I definitely don't want to end this on a sad note, but I definitely want to remember these people and everyone else who died in this tragic event. I'm glad that the past 3 years there have been special shows and events to memorialize Sept. 11 because I'm afraid that everyone besides the victims' families have 'gotten over it', in a manner of speaking. I also do not want to make this about othe current events and talk about things that are highly disputable (i.e., the war), but Sept. 11th also reminds me of the fact that we still need to be fighting terrorism...WHEREVER it is. And I don't care whether people believe that we went into Iraq for oil (which is obviously not true) or for supposed WMD's. The fact is that we got a horrible ruler out of office AND have helped a lot of Iraqi's even though the media doesn't show that. And more terrorists have come out the woodworks over there, so we still need to be doing something about it!

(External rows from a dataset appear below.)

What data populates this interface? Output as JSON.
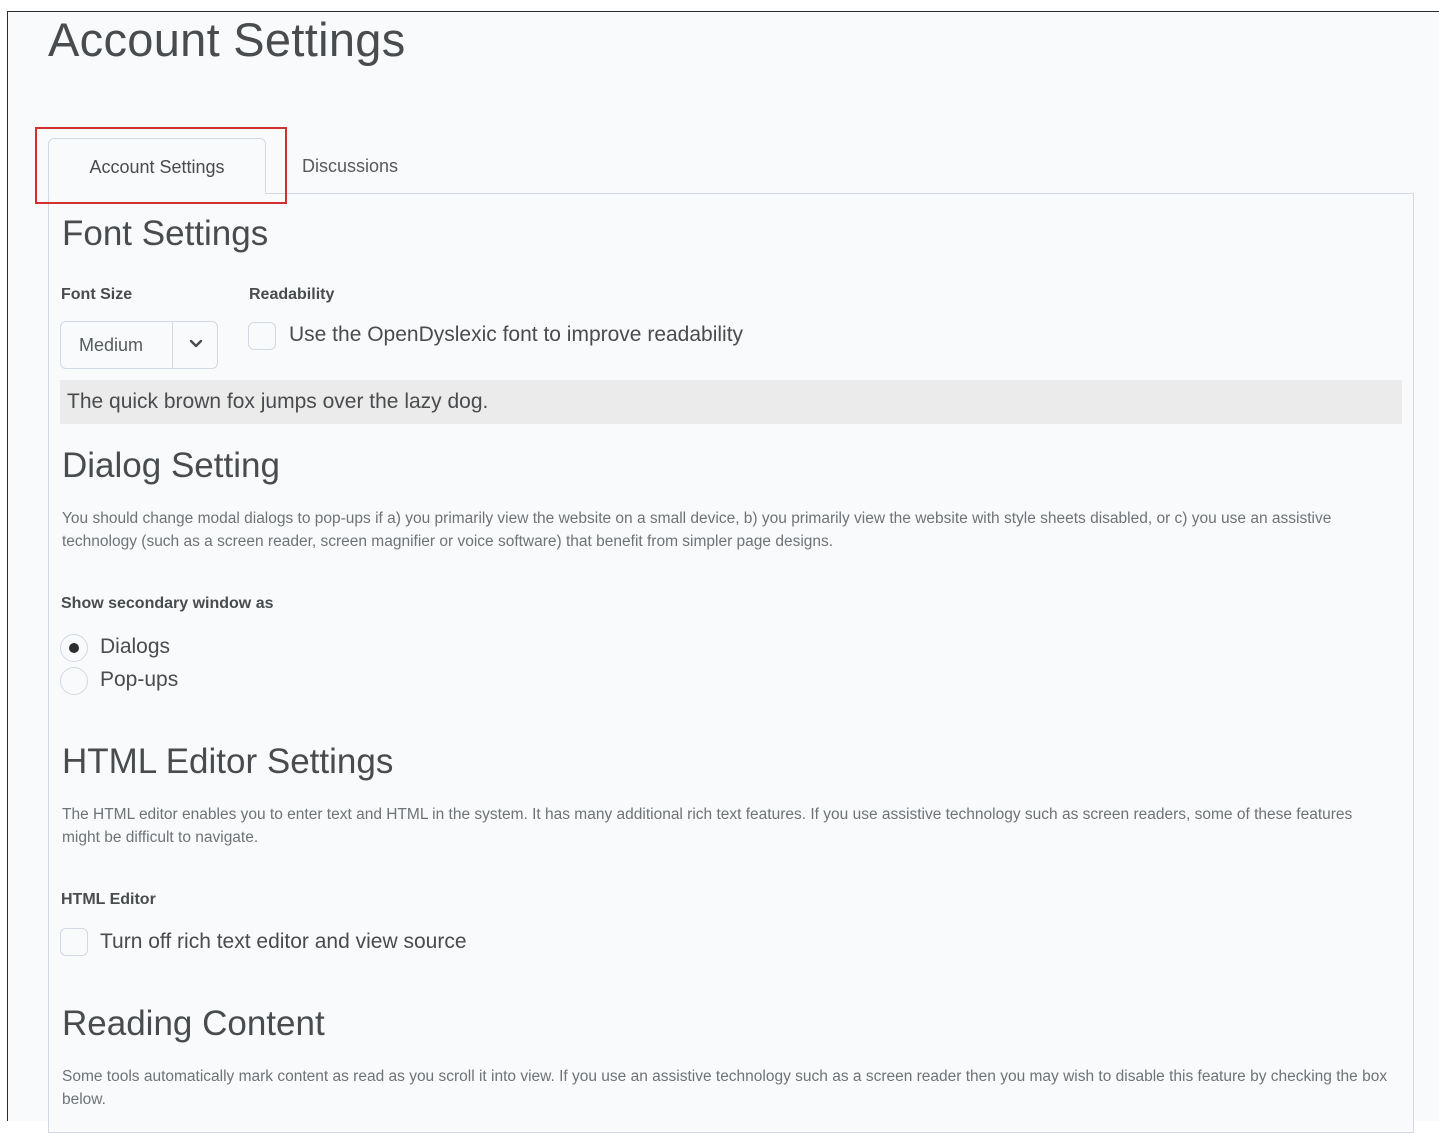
{
  "page": {
    "title": "Account Settings"
  },
  "tabs": [
    {
      "label": "Account Settings",
      "selected": true
    },
    {
      "label": "Discussions",
      "selected": false
    }
  ],
  "font_settings": {
    "heading": "Font Settings",
    "font_size_label": "Font Size",
    "font_size_value": "Medium",
    "readability_label": "Readability",
    "opendyslexic_label": "Use the OpenDyslexic font to improve readability",
    "opendyslexic_checked": false,
    "preview_text": "The quick brown fox jumps over the lazy dog."
  },
  "dialog_setting": {
    "heading": "Dialog Setting",
    "description": "You should change modal dialogs to pop-ups if a) you primarily view the website on a small device, b) you primarily view the website with style sheets disabled, or c) you use an assistive technology (such as a screen reader, screen magnifier or voice software) that benefit from simpler page designs.",
    "show_label": "Show secondary window as",
    "options": [
      {
        "label": "Dialogs",
        "selected": true
      },
      {
        "label": "Pop-ups",
        "selected": false
      }
    ]
  },
  "html_editor_settings": {
    "heading": "HTML Editor Settings",
    "description": "The HTML editor enables you to enter text and HTML in the system. It has many additional rich text features. If you use assistive technology such as screen readers, some of these features might be difficult to navigate.",
    "editor_label": "HTML Editor",
    "rich_text_off_label": "Turn off rich text editor and view source",
    "rich_text_off_checked": false
  },
  "reading_content": {
    "heading": "Reading Content",
    "description": "Some tools automatically mark content as read as you scroll it into view. If you use an assistive technology such as a screen reader then you may wish to disable this feature by checking the box below."
  },
  "icons": {
    "select_chevron": "chevron-down-icon"
  },
  "colors": {
    "highlight_border": "#d32f2f",
    "text_primary": "#494c4e",
    "text_secondary": "#6e7376",
    "preview_background": "#ebebeb",
    "border": "#d3d9e3"
  }
}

Do I think our plan wasn't planned out well enough? Yes! We went in w-a-y too fast, made everything look easy, and then wasn't prepared for the rest of the problems we're facing over there. But, I also believe that we should be focusing more on Afghanastan. We don't hear about that fight anymore and it is frustrating that it seems we're no closer to finding Bin Laden and it doesn't make any sense to me that we aren't just a little bit closer at least!
OK, I'll get off my soapbox. The last bit of this blog was not meant to offend anyone who has different opinions. Feel free to respond and leave comments. But, as I say that, if you're one of those people who believe we should bend over and take it up the rear because you believe sticking up for ourselves is "not the answer", then please don't bother.